Thomas Soucy dans son bureauThomas Soucy, PDG de Westco Photo : ICI Radio-Canada/Bernard LeBel

Blaine Higgs appelé à agir très rapidement

Le président-directeur général du Conseil économique du Nouveau‑Brunswick, Thomas Raffy, demande à ce que cette nouvelle hausse soit mise sur la glace et presse lui aussi le nouveau gouvernement de mettre en œuvre les recommandations du comité de travail.

Le plus critique, c'est que nos élus se mettent au travail pour voir si les recommandations [du comité de travail] peuvent être mises en place le plus rapidement possible et voir si on peut mettre ce taux de 2,92 sur la glace et voir si des changements peuvent être faits.

Le PDG du Conseil économique du Nouveau‑Brunswick, Thomas Raffy, demande le statu quoLe PDG du Conseil économique du Nouveau‑Brunswick, Thomas Raffy, demande le statu quo Photo : Radio-Canada

C'est un poids énorme sur le dos de nos entreprises.
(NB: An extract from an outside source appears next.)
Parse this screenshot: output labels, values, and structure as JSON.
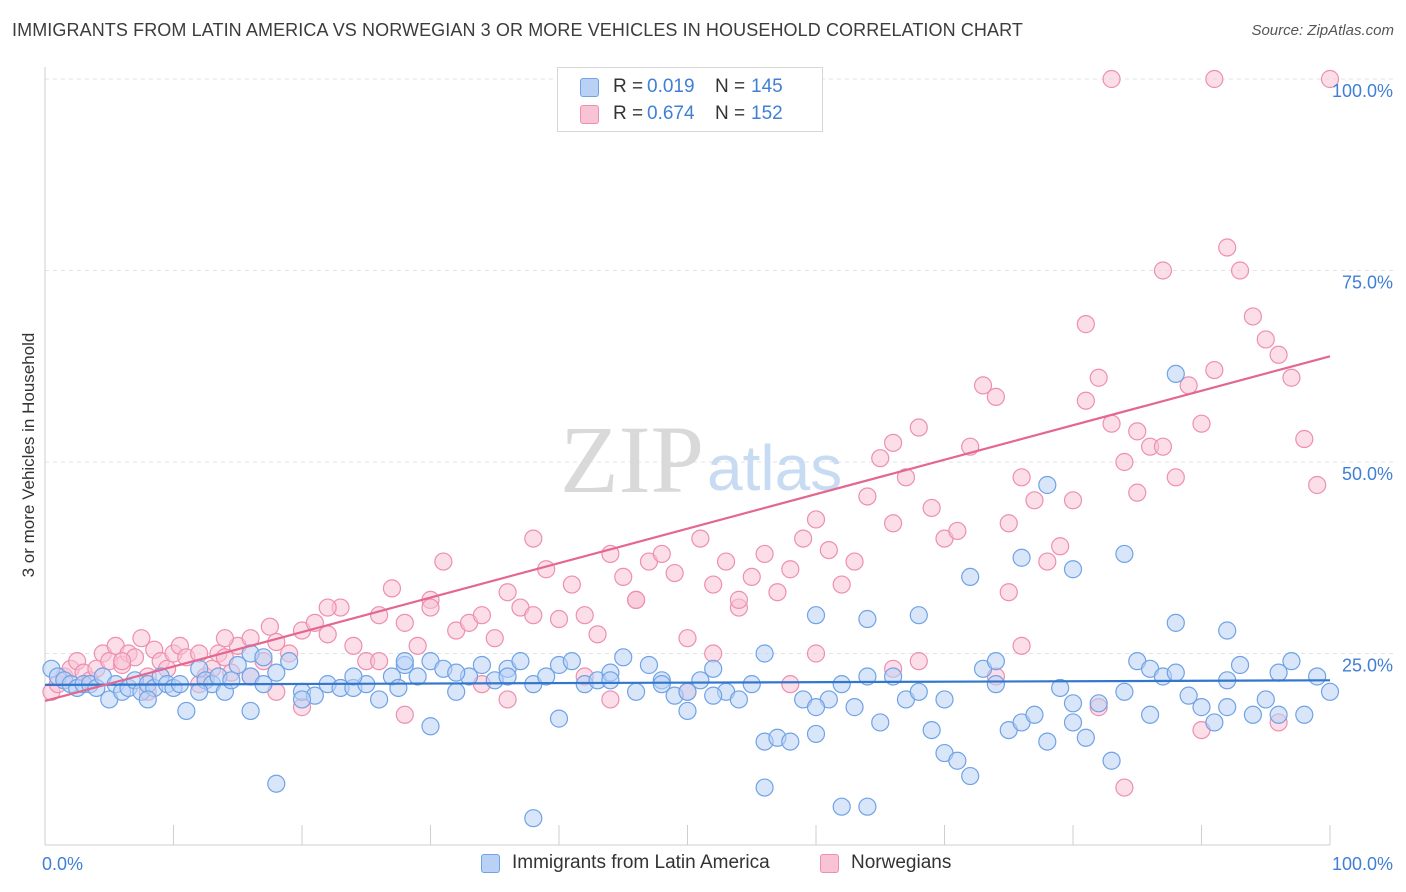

L'année 2019 est à nos portes, nos entreprises devront budgéter et s'ajuster et ce sera très difficile de s'ajuster par rapport à ce taux-là, ajoute Thomas Raffy.

Le PDG de Travail sécuritaire, Douglas Jones, s’est entretenu avec les progressistes-conservateurs et espère que des changements auront lieu très bientôt.

Je suis encouragé par le fait qu’ils ont rapidement saisi la sévérité de la situation. Ils ont compris le besoin de prendre des actions rapides pour rectifier le tir, explique Douglas Jones.

Comment fonctionne Travail sécuritaire NB

La société de la Couronne administre une assurance sans égard à la responsabilité contre les blessures subies au travail et l’incapacité au travail pour les employeurs et leurs employés, financée uniquement à partir du revenu tiré des cotisations des employeurs.

Les travailleurs reçoivent donc des prestations et des soins médicaux, et les employeurs paient une cotisation et ne peuvent être poursuivis en justice lorsque des accidents du travail surviennent.